TTIP = belangrijkste dreiging voor onze milieuwetgeving

De ‘Stop TTIP’-petitie haalde al meer dan drie miljoen handtekeningen op. In tal van Europese steden nemen honderdduizenden mensen deel aan manifestaties tegen dit geplande vrijhandelsverdrag. En met reden: TTIP dreigt de milieuwetgeving in Europa te verzwakken en het klimaatakkoord van Parijs te ondermijnen. Hier leggen we uit hoe dat precies zit.

Wat is TTIP?

Op 20 september organiseert een coalitie van middenveldorganisaties, waaronder BBL, een grote manifestatie tegen TTIP.

Het Trans-Atlantische Trade and Investment Partnership wil handelsbarrières tussen de Verenigde Staten en Europa wegwerken, en het zo eenvoudiger maken voor Europese en Amerikaanse bedrijven om zaken te doen op beide continenten.
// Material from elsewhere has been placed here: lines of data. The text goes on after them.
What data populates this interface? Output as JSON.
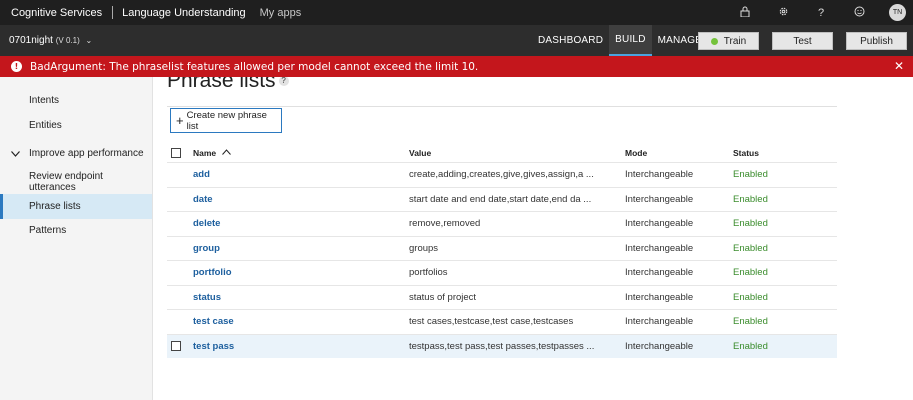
{
  "topbar": {
    "brand": "Cognitive Services",
    "app": "Language Understanding",
    "my_apps": "My apps",
    "icons": [
      "lock-icon",
      "gear-icon",
      "help-icon",
      "smiley-icon"
    ],
    "user_initials": "TN"
  },
  "appbar": {
    "app_name": "0701night",
    "version": "(V 0.1)",
    "nav": [
      "DASHBOARD",
      "BUILD",
      "MANAGE"
    ],
    "active_nav": "BUILD",
    "train_label": "Train",
    "test_label": "Test",
    "publish_label": "Publish"
  },
  "error": {
    "message": "BadArgument: The phraselist features allowed per model cannot exceed the limit 10."
  },
  "sidebar": {
    "items": [
      "Intents",
      "Entities",
      "Improve app performance",
      "Review endpoint utterances",
      "Phrase lists",
      "Patterns"
    ],
    "active": "Phrase lists"
  },
  "main": {
    "title": "Phrase lists",
    "help": "?",
    "create_label": "Create new phrase list",
    "columns": {
      "name": "Name",
      "value": "Value",
      "mode": "Mode",
      "status": "Status"
    },
    "rows": [
      {
        "name": "add",
        "value": "create,adding,creates,give,gives,assign,a ...",
        "mode": "Interchangeable",
        "status": "Enabled"
      },
      {
        "name": "date",
        "value": "start date and end date,start date,end da ...",
        "mode": "Interchangeable",
        "status": "Enabled"
      },
      {
        "name": "delete",
        "value": "remove,removed",
        "mode": "Interchangeable",
        "status": "Enabled"
      },
      {
        "name": "group",
        "value": "groups",
        "mode": "Interchangeable",
        "status": "Enabled"
      },
      {
        "name": "portfolio",
        "value": "portfolios",
        "mode": "Interchangeable",
        "status": "Enabled"
      },
      {
        "name": "status",
        "value": "status of project",
        "mode": "Interchangeable",
        "status": "Enabled"
      },
      {
        "name": "test case",
        "value": "test cases,testcase,test case,testcases",
        "mode": "Interchangeable",
        "status": "Enabled"
      },
      {
        "name": "test pass",
        "value": "testpass,test pass,test passes,testpasses ...",
        "mode": "Interchangeable",
        "status": "Enabled"
      }
    ]
  },
  "colors": {
    "error_bg": "#c4161c",
    "accent": "#2b79c0",
    "status_enabled": "#3a8c2c",
    "train_dot": "#74c23b"
  }
}
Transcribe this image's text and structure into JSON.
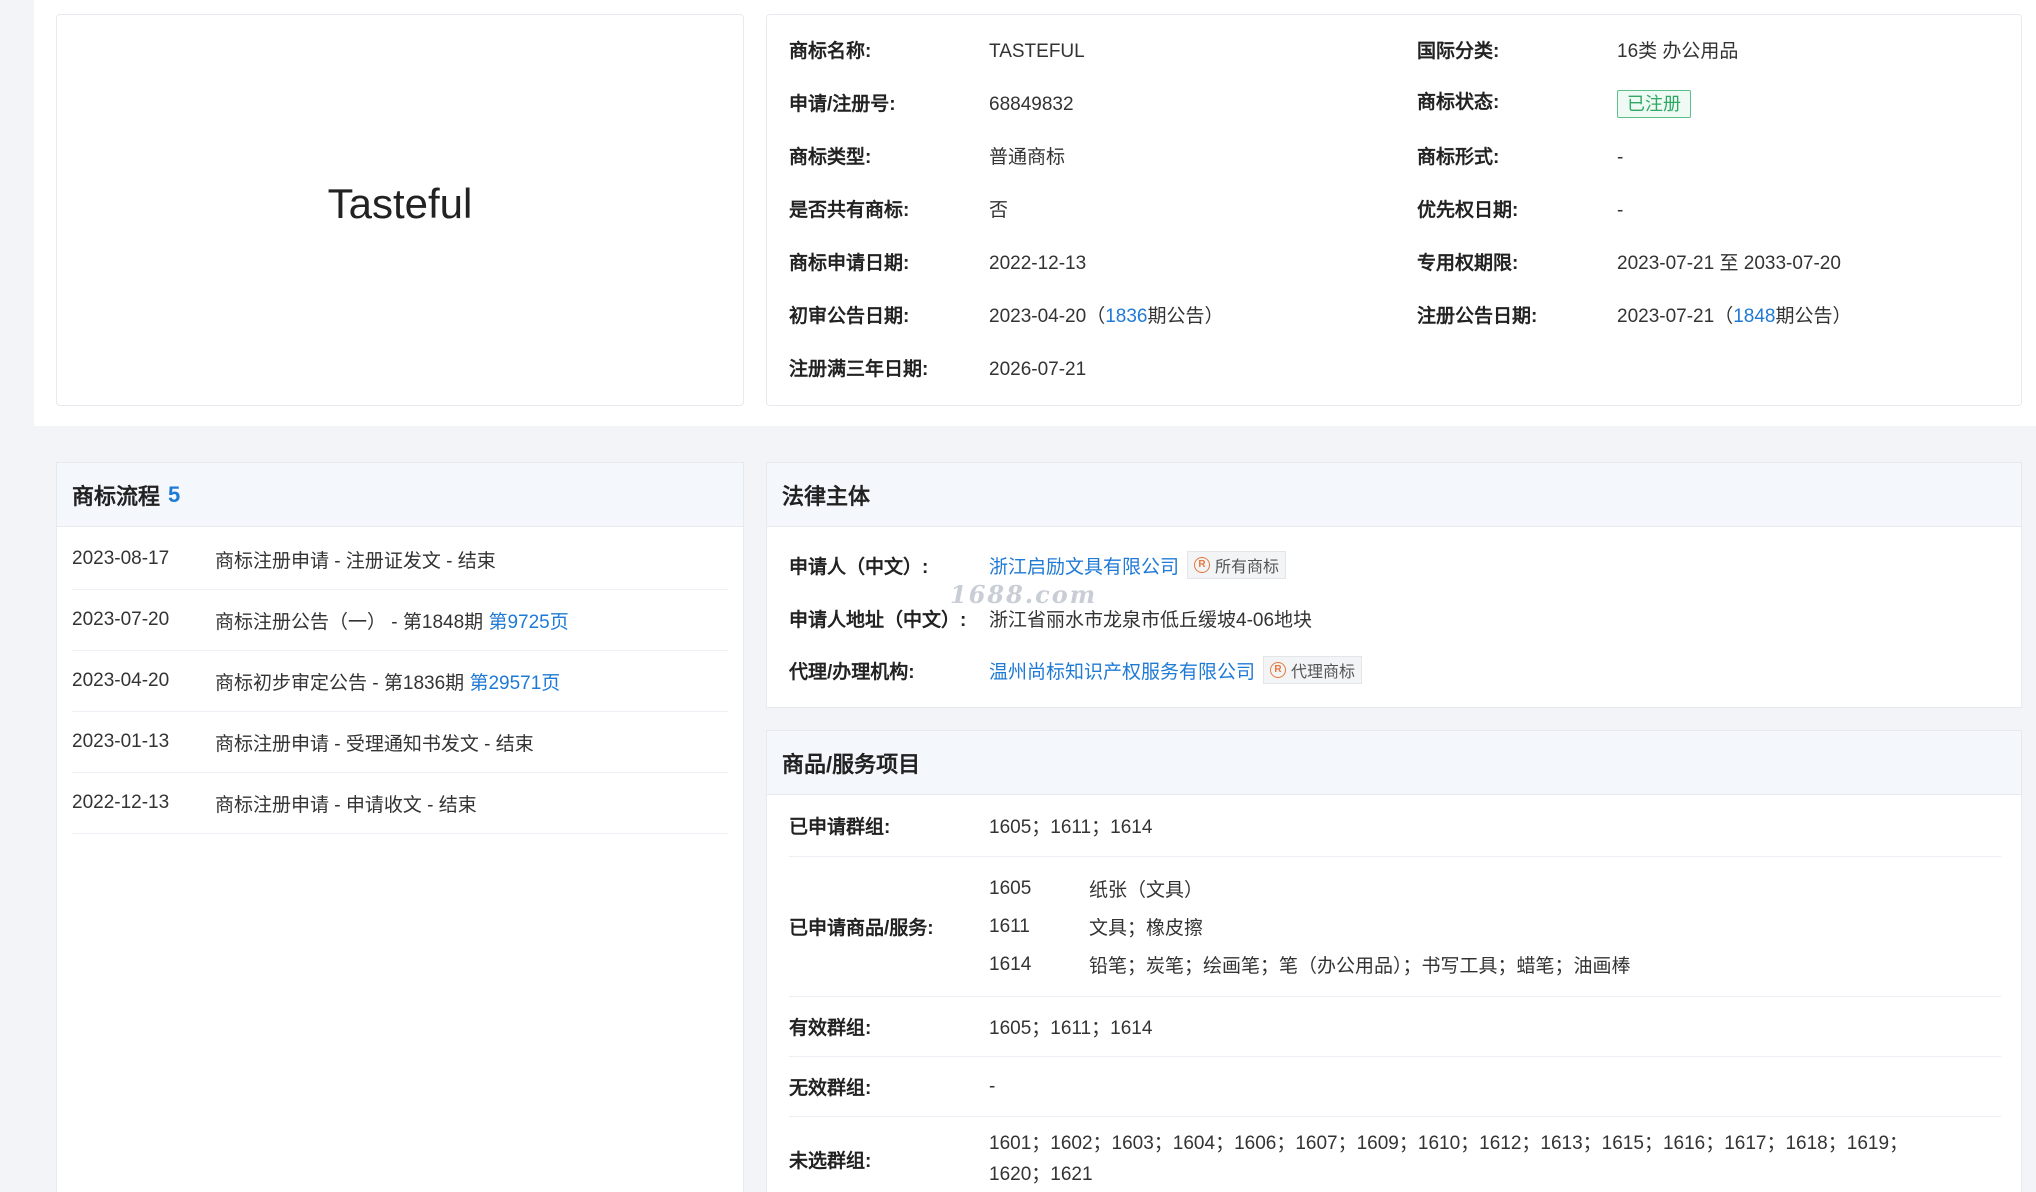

Doel: economische groei. Volgens een studie van de Europese Commissie zou het verdrag in het meest gunstige scenario leiden tot een economische groei van 0,5% tegen 2027. Erg veel is dat niet. Bovendien is die inschatting niet bepaald op solide feiten gefundeerd.

TTIP wil ook een internationale arbitragecommissie oprichten: de investeerder-staatsarbitrage (Investor-State Dispute Settlement, ISDS, of Investment Court System, ICS). Via deze geschillenregeling kunnen grote multinationals overheden aanklagen als die beslissingen nemen waarvan de bedrijven vinden dat die in hun nadeel zijn en tegen TTIP ingaan. Via dit systeem hoeven ze geen rekening te houden met de nationale rechtbanken.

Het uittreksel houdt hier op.